O acontecimento trágico da morte de Amílcar Sá haveria de ser motivo de noticia em toda a Imprensa de Moçambique, à época. Eu próprio havia escrito uma breve notícia referente ao infeliz acidente que viria a ser lida aos microfones do RCM, no serviço noticioso das 12 e 30 horas, pela voz do saudoso locutor, António Luís Rafael.
Após o seu funeral - o seu corpo fora enterrado no Cemitério de S. José - afastei-me, lentamente, da sua Família.
Alguns anos mais tarde vim a reencontrá-los em Lisboa, ocasionalmente, na Estação de comboios do Cais do Sodré.
Foi numa Quinta-Feira.
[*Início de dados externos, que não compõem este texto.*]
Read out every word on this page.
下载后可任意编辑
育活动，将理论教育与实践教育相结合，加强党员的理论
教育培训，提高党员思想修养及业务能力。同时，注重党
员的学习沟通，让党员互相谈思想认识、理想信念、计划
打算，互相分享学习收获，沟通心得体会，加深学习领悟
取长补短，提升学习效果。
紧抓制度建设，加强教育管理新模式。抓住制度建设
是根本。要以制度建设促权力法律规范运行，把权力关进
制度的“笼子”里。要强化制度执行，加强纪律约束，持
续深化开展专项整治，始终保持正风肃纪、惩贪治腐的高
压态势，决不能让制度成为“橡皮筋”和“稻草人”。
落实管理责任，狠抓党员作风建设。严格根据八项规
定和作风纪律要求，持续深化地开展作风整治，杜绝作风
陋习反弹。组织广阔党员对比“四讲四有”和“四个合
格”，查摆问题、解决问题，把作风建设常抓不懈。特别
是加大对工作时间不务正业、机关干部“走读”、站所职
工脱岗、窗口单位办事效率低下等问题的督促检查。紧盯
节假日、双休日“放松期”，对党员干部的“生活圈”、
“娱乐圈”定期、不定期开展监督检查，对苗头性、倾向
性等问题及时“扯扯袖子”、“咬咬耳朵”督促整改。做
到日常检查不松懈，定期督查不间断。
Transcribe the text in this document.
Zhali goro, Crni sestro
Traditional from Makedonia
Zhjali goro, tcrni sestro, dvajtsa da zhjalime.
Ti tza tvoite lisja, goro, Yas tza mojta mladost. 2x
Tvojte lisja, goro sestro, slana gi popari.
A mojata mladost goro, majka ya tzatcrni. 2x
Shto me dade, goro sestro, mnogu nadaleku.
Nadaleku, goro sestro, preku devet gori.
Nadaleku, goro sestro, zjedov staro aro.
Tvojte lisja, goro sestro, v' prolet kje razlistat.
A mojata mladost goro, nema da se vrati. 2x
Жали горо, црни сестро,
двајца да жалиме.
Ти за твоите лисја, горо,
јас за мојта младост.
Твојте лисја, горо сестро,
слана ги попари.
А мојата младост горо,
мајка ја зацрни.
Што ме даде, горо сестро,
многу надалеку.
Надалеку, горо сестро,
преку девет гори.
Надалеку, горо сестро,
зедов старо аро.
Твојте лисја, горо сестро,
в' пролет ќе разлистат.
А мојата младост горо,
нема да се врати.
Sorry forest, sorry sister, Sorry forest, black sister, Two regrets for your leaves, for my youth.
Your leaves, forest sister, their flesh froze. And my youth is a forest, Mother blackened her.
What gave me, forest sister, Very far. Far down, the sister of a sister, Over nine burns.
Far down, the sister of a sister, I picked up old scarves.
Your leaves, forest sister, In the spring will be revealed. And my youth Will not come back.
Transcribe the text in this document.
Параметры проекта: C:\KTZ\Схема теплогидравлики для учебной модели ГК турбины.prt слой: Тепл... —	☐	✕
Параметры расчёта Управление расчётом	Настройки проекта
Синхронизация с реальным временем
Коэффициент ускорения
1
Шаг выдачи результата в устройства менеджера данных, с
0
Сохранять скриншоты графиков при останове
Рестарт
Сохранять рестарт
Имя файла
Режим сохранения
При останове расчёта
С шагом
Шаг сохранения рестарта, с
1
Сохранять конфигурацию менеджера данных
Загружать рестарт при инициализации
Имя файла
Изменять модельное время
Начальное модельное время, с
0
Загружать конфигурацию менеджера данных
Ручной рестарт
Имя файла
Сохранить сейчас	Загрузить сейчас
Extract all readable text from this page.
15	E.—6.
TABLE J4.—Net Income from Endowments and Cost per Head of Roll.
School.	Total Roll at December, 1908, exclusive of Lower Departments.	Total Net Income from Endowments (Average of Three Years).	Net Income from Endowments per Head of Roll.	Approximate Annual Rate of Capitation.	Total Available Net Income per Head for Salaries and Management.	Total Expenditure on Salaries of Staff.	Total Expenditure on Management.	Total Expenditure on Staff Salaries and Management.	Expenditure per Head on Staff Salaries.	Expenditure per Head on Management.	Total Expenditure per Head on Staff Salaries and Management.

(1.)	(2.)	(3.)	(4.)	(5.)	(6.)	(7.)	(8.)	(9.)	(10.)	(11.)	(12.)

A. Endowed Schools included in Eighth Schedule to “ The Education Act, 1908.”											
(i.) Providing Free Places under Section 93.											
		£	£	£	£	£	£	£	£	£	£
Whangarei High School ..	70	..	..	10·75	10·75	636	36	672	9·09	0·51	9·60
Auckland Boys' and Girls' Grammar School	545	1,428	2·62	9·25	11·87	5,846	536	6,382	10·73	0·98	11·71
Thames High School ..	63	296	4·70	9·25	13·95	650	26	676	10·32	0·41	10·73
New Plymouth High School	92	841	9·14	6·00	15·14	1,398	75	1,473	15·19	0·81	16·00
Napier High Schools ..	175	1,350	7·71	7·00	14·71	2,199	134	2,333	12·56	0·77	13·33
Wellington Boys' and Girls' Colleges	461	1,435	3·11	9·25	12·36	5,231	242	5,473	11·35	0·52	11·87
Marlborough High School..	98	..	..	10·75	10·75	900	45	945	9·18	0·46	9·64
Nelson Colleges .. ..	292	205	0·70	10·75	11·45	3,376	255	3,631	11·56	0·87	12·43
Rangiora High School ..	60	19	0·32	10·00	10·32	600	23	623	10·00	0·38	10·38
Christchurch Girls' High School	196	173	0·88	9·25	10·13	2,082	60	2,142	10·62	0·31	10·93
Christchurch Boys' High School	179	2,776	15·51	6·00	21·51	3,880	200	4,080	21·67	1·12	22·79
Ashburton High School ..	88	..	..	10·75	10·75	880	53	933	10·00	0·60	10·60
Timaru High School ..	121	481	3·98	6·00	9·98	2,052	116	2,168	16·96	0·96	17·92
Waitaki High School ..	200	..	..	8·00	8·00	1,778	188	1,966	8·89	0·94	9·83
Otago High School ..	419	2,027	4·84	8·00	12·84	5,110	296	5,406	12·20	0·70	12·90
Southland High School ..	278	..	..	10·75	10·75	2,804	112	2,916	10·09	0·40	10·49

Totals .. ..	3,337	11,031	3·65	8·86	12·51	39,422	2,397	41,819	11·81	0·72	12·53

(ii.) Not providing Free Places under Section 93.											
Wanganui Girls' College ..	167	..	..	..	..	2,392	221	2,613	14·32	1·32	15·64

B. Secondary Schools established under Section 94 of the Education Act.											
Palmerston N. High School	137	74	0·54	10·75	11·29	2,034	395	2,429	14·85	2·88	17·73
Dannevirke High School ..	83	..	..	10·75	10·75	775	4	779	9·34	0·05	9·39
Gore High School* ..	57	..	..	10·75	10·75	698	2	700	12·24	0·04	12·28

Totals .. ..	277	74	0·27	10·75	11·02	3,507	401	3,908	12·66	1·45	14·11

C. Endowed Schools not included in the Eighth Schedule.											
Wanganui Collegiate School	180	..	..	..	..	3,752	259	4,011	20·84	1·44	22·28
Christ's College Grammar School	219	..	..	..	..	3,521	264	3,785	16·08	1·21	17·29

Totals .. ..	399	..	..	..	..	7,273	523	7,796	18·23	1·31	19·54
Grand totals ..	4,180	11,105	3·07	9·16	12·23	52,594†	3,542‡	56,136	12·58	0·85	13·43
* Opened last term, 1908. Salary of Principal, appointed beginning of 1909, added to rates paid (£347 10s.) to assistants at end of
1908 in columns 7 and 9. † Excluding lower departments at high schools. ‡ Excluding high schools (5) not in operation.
Nesse fim-de-semana foi almoçar a casa dos pais do MICO, que viviam na Parede, na Linha de Cascais. Ambos estavam mais velhos. A perca precoce do filho com apenas 25 anos, havia envelhecido, de sobremaneira, aquele casal de forma acentuada. A Letícia esteve presente ao almoço com o Marido, com quem havia casado em 1976. Vim a saber que ele é engenheiro e que ela estava ligada ao ensino oficial como professora de Inglês, no Liceu de Oeiras. A mãe continuava doméstica e o pai fazia uns "biscatos" para uma Agência Imobiliária.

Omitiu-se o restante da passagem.